In order to create a Choropleth map, we need a GeoJSON file that defines the areas/boundaries of the state, county, or country that we are interested in. In our case, since we are endeavoring to create a world map, we want a GeoJSON that defines the boundaries of all world countries. For your convenience, we will be providing you with this file, so let's go ahead and download it. Let's name it world_countries.json.

In [None]:
# download countries geojson file
! wget --quiet https://cf-courses-data.s3.us.cloud-object-storage.appdomain.cloud/IBMDeveloperSkillsNetwork-DV0101EN-SkillsNetwork/Data%20Files/world_countries.json
    
print('GeoJSON file downloaded!')

In [None]:
world_geo = r'https://cf-courses-data.s3.us.cloud-object-storage.appdomain.cloud/IBMDeveloperSkillsNetwork-DV0101EN-SkillsNetwork/Data%20Files/world_countries.json' # geojson file

# create a plain world map
world_map = folium.Map(location=[0, 0], zoom_start=2)
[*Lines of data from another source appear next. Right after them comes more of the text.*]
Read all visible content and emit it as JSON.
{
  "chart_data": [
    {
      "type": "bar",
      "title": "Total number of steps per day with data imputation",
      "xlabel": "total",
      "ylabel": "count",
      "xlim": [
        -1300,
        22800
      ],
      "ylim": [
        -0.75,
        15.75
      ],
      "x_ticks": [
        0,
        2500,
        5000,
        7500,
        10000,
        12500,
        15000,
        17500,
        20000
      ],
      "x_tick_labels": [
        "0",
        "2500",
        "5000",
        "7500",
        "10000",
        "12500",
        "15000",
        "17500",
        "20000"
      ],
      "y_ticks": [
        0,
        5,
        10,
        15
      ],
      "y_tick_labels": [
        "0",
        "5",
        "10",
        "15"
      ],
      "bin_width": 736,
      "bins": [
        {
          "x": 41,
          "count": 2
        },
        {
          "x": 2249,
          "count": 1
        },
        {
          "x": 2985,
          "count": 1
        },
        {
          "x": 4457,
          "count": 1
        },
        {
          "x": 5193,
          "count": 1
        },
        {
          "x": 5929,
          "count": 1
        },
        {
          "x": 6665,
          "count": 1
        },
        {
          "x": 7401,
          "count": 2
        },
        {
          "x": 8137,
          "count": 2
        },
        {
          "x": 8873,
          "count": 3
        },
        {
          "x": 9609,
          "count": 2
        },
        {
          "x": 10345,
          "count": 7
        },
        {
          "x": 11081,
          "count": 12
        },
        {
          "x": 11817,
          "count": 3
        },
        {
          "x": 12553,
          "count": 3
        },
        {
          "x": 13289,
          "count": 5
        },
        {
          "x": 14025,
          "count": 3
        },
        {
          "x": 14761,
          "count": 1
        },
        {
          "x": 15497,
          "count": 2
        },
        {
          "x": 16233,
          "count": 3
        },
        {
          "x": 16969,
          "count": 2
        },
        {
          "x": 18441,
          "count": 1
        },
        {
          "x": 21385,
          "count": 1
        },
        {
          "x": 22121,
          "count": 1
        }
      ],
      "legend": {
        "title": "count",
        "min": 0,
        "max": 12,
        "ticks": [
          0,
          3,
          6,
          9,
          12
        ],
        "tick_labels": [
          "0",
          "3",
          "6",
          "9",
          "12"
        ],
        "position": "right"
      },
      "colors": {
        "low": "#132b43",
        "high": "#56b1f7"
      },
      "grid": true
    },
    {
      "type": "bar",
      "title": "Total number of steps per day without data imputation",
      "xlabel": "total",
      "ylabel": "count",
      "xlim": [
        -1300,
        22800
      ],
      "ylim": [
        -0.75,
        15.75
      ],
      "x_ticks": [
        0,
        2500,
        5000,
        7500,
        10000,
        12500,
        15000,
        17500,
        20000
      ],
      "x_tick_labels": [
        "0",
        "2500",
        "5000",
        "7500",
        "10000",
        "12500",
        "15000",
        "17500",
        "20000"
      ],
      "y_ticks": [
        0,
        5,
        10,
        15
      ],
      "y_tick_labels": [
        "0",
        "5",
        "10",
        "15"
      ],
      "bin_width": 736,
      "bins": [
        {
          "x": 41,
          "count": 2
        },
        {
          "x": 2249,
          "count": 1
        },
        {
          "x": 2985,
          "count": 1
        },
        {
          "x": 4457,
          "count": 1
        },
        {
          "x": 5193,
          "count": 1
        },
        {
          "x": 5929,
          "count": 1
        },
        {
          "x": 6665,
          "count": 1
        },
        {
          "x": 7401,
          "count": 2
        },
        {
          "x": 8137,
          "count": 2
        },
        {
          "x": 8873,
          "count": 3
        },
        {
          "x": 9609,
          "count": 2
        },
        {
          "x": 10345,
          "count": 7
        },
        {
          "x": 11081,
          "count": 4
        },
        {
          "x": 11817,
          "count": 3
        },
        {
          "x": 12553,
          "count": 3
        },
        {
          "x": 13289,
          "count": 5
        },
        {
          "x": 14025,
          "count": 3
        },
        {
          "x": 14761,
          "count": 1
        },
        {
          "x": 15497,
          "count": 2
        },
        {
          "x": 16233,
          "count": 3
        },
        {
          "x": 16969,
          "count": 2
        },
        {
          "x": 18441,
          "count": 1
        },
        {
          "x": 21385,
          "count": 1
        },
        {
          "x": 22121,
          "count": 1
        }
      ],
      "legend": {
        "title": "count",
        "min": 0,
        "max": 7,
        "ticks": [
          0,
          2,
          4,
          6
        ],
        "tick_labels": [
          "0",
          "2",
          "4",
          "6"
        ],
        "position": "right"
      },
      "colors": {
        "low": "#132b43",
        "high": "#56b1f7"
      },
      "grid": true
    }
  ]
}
And now to create a `Choropleth` map, we will use the *choropleth* method with the following main parameters:

1. `geo_data`, which is the GeoJSON file.
2. `data`, which is the dataframe containing the data.
3. `columns`, which represents the columns in the dataframe that will be used to create the `Choropleth` map.
4. `key_on`, which is the key or variable in the GeoJSON file that contains the name of the variable of interest. To determine that, you will need to open the GeoJSON file using any text editor and note the name of the key or variable that contains the name of the countries, since the countries are our variable of interest. In this case, **name** is the key in the GeoJSON file that contains the name of the countries. Note that this key is case_sensitive, so you need to pass exactly as it exists in the GeoJSON file.


In [None]:
# generate choropleth map using the total immigration of each country to Canada from 1980 to 2013
world_map.choropleth(
    geo_data=world_geo,
    data=df_can,
    columns=['Country', 'Total'],
    key_on='feature.properties.name',
    fill_color='YlOrRd', 
    fill_opacity=0.7, 
    line_opacity=0.2,
    legend_name='Immigration to Canada',
    reset=True
)

# display map
world_map

As per our Choropleth map legend, the darker the color of a country and the closer the color to red, the higher the number of immigrants from that country. Accordingly, the highest immigration over the course of 33 years (from 1980 to 2013) was from China, India, and the Philippines, followed by Poland, Pakistan, and interestingly, the US.